During the 1930s, there was no bigger star in Hollywood than Shirley Temple. So beloved was little Shirley by both moviegoers and other actors that allegedly she was given an honorary Academy Award for fear that she would defeat older, more experienced performers if she was nominated for a competitive Oscar. However, growing up can be awkward for child stars, and Temple, popular though she was, was no exception. By the early 1940s, she had been largely relegated to supporting “kid-sister” roles in films like 1944’s Since You Went Away.
In 1947, she decided to make a last-ditch effort to parlay her youthful popularity into an adult career, and what better way to do so than to share the screen with some of the era’s biggest stars? So producer David O. Selznick, to whom she was under contract, gave Temple permission to make a film at RKO Pictures opposite Cary Grant and Myrna Loy. The result was 1947’s The Bachelor and the Bobby-Soxer, and it became one of the most popular films of the year. As usual, Grant and Loy were big audience draws, but it was Temple’s presence that put it over the top, as moviegoers were eager to see if the former dimpled moppet could still outshine the grown-up stars around her.

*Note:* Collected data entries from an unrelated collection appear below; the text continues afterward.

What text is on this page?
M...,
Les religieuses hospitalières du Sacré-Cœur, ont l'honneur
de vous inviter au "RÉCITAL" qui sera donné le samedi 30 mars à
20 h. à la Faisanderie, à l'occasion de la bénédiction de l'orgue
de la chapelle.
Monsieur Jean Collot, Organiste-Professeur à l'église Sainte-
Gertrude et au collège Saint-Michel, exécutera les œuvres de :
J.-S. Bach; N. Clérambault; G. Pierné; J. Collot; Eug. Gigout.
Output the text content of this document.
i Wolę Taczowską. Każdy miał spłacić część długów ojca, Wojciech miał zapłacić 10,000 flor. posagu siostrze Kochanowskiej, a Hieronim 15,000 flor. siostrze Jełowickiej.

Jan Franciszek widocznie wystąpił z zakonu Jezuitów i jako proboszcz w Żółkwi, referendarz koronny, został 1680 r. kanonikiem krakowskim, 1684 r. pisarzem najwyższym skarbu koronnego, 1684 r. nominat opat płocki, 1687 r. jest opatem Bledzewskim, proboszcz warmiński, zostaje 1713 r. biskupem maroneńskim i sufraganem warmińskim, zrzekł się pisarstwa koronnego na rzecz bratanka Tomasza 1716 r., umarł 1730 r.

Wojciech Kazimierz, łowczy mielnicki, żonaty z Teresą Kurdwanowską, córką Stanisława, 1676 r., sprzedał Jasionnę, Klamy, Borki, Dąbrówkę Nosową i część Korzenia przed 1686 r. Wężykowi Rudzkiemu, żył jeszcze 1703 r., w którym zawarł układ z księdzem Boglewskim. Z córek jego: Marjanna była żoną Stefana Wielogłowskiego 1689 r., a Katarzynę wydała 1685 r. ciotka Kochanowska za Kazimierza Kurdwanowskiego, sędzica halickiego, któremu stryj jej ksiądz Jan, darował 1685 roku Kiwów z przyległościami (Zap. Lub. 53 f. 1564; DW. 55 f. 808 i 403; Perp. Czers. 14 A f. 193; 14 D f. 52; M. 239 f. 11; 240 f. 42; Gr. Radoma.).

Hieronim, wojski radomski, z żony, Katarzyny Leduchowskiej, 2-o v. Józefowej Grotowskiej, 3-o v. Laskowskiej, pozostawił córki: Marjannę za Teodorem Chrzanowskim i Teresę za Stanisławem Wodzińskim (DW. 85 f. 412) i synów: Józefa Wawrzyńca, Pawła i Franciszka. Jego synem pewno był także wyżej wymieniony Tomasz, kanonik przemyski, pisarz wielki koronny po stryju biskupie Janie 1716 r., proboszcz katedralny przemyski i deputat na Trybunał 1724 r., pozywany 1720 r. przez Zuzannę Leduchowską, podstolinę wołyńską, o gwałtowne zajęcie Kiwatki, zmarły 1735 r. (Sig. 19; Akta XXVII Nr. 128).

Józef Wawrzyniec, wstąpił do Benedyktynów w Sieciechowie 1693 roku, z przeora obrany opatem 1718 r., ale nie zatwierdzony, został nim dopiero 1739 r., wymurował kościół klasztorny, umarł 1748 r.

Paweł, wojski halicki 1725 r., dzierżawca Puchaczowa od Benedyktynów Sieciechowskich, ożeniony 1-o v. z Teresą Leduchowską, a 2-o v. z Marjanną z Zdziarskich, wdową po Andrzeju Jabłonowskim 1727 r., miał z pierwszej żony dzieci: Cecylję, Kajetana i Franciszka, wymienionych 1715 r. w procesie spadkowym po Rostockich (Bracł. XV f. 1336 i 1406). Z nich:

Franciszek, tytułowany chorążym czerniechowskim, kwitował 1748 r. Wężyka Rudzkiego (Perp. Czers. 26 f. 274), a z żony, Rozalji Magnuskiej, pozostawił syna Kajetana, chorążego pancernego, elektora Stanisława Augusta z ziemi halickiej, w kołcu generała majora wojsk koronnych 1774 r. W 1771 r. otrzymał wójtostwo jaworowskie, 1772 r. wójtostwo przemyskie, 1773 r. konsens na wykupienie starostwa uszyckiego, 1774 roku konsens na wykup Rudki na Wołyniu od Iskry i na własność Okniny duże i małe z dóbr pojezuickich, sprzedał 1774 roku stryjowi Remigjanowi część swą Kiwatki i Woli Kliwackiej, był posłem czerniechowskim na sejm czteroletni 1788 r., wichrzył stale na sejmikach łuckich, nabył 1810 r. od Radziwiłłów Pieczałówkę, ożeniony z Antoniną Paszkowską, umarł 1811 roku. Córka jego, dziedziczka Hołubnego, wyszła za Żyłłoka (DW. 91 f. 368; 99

As it turns out, she couldn’t, in large part because she hadn’t really learned any new acting tricks since her childhood days. While as a child she could sing and dance, what really endeared her to audiences was her charm and charisma, and flashing a dimpled smile at the camera could smooth over any juvenile overacting she might have done. As Temple’s mother
memorably told her curly-topped little moneymaker before every take, “sparkle, Shirley- sparkle!” But as an adult, she would have to work harder to win over audiences, and her talent just wasn’t up to the task. All too often, she falls back on her stock child-acting tricks- smiling, pouting, posing for the camera- and opposite ace comedians like Grant and Loy she was way out of her depth.
Not helping matters was the screenplay, written by none other than future best-selling author Sidney Sheldon. The most obvious flaw in the screenplay is Sheldon’s unfortunate tendency to have all of his characters speak in arch, convoluted dialogue. It’s hard enough to believe anyone would say, “these are merely the vestments I don as a concession to our outworn education anachronism,” let alone a seventeen-year-old girl, school newspaper editor or not. But an even bigger issue is that it’s hard to buy the events of the story. The Bachelor and the Bobby-Soxer is no more convoluted than your average screwball comedy, but the best of those films always kept their stories emotionally grounded with their characters. But here, practically every major character is plotting something or other, and once the movie’s happy ending becomes obvious, there’s little else to do but wait for the schemes to play themselves so that Grant and Loy can (SPOILER!) end up together in the end.
But if there’s a bright spot in The Bachelor and the Bobby-Soxer, it’s that great movie stars like Grant and Loy could give perfectly fine performances even with second-rate material. Grant is, of course, a treasure, and he takes the kind of role that he could play in his sleep- the ladies’ man- and finds new wrinkles for the character, even while the film does him few favors (who thought those ridiculous “white knight” bits were a good idea?). But for my money, Loy is even better. Loy is essentially the straight man in the story, and she pulls it off by giving her character (Temple’s older sister and guardian) a stern warmth that would have been tricky in the hands of a lesser actress. There’s a reason why both Grant and Loy enjoyed successful movie careers for years to come while Temple had more or less retired by 1950- for grown-up actors, it takes more than cuteness to survive in Hollywood.